WND also reported an author who wrote two books about homosexuality told managers at Toledo in an open letter they should praise an administrator who said being "gay" is not the same as black, not punish her.

Robert A.J. Gagnon, the author of "The Bible and Homosexual Practice: Texts and Hermeneutics" and "Homosexuality and the Bible: Two Views," said, "Ms. Dixon is absolutely right that sexual orientation is not akin to race or sex. Unlike a homosexual orientation, race and sex are 100 percent congenitally predetermined, cannot be fundamentally changed in their essence by cultural influences, and are not a primary or direct desire for behavior that is incompatible with embodied structures."

"Your suspension of Ms. Crystal Dixon, associate vice president of human resources at the University of Toledo, for rejecting a comparison between homosexuality on the one hand and being black or handicapped on the other hand constitutes, in my view, a gross injustice and an expression of the very intolerance that you claim to abhor," he wrote.

Gagnon said the closer parallels to adult-committed homosexual relations are not ethnicity or gender but, rather, adult-committed incestuous unions and adult-committed polysexual unions.

"Give America more exposure to upscale, adult-committed polygamous bonds (and adult-committed incestuous bonds) and American will learn to be more tolerant of such bonds…," he wrote. "Those who dismiss a polygamy analogy and an incest analogy on the grounds that polygamy and incest always produce 'demonstrable harm' are simply responding out of their 'polyphobia' and 'incest-phobia.' And then you can suspend people who say critical things about such relationships, once you overcome your own prejudices."

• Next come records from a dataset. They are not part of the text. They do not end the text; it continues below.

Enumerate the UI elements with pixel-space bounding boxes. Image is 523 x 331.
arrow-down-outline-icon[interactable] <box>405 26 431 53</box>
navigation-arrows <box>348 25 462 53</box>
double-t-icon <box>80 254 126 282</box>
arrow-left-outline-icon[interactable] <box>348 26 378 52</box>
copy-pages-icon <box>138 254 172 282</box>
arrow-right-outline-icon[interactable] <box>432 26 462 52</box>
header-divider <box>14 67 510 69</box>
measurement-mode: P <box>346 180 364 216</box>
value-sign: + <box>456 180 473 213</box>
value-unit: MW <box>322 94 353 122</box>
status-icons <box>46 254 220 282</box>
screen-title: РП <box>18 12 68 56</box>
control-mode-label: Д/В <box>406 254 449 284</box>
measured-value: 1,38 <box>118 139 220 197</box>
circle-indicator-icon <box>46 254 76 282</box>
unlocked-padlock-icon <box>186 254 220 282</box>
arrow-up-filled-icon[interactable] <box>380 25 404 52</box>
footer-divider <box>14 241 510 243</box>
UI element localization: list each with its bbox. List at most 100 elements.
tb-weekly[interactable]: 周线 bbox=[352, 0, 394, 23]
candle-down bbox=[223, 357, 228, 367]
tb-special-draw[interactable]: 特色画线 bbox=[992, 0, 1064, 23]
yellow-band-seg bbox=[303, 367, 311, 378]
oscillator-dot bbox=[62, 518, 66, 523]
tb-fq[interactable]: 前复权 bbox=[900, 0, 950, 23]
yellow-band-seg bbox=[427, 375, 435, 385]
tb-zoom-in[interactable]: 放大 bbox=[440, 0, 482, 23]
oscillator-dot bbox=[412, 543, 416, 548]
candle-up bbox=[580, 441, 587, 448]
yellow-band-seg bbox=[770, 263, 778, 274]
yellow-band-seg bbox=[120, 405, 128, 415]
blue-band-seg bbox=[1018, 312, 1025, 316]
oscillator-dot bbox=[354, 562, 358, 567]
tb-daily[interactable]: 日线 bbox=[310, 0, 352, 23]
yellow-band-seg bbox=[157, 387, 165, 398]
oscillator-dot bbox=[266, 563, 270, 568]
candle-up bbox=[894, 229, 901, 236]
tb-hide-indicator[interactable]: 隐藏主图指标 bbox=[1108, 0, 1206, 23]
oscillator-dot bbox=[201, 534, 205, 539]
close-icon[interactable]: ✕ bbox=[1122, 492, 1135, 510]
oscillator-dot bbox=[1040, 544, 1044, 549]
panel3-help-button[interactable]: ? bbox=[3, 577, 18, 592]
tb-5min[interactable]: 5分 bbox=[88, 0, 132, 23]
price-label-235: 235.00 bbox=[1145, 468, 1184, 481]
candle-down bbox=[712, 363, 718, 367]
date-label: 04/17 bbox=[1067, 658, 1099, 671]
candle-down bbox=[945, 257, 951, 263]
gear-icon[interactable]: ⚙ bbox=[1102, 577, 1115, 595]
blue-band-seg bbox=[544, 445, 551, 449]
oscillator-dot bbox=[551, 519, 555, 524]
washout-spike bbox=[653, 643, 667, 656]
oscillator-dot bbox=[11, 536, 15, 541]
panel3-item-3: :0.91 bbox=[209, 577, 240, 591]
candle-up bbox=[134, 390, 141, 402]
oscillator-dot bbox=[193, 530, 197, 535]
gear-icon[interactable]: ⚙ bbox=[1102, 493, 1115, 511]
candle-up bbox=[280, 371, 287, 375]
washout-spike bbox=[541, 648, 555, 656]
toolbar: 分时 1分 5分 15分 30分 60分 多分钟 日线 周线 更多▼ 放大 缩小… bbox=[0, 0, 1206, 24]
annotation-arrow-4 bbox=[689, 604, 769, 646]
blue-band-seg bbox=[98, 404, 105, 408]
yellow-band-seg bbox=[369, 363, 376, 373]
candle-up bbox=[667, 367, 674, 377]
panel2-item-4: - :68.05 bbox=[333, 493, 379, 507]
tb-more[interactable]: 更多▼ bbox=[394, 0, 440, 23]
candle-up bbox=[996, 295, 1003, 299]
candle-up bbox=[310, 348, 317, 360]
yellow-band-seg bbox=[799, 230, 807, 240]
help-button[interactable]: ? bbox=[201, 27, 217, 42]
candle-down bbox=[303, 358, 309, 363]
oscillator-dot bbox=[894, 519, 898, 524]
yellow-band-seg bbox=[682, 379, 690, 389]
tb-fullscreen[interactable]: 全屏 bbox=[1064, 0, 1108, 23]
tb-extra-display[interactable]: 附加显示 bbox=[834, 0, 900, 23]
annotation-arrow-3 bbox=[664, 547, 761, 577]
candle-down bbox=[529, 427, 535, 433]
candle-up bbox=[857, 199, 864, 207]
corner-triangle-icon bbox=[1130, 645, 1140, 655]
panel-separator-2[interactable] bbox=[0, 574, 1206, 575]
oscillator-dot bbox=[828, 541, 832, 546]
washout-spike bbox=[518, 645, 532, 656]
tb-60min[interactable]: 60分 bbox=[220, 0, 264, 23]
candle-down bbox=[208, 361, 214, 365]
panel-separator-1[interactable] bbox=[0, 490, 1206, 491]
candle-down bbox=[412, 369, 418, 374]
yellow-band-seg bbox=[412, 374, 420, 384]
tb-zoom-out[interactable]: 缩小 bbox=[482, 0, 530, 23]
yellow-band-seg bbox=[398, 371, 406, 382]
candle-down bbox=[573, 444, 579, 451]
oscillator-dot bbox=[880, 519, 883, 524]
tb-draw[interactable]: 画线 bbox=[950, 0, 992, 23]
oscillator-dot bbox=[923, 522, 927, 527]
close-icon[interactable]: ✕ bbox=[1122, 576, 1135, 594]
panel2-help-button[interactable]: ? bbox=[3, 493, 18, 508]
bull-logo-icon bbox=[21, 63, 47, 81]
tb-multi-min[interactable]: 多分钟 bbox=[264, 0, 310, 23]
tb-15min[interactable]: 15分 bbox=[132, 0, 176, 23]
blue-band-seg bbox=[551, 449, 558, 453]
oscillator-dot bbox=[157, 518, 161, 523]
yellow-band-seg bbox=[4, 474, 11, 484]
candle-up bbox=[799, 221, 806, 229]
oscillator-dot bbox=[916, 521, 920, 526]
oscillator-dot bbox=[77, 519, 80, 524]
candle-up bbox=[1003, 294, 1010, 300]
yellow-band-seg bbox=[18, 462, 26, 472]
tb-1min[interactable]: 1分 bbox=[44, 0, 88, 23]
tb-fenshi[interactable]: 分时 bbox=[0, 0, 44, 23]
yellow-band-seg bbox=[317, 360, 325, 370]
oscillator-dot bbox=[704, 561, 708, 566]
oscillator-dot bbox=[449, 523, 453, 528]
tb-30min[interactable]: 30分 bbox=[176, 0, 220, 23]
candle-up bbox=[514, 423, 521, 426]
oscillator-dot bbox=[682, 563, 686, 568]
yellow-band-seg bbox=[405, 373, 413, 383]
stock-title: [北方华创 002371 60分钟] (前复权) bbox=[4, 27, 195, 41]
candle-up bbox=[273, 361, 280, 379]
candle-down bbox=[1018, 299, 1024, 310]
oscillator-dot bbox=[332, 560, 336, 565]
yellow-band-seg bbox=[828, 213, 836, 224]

Gagnon, who holds degrees from Princeton, Harvard and Dartmouth, wrote the "Sexuality" entry for the "New Dictionary of Christian Apologetics," the same entry for the "Dictionary for Theological Interpretation of Scripture," and dozens of other such articles. He's written for "Theology Matters," "Catholic Biblical Quarterly" and "Journal of Biblical Literature."

He says the most "shameful" part of the University of Toledo's actions is that managers are shutting off any dissent.

Such actions "come out of the Stalinistic, Soviet state. This is the kind of elimination of any expression of differences of opinion [found there]," he said.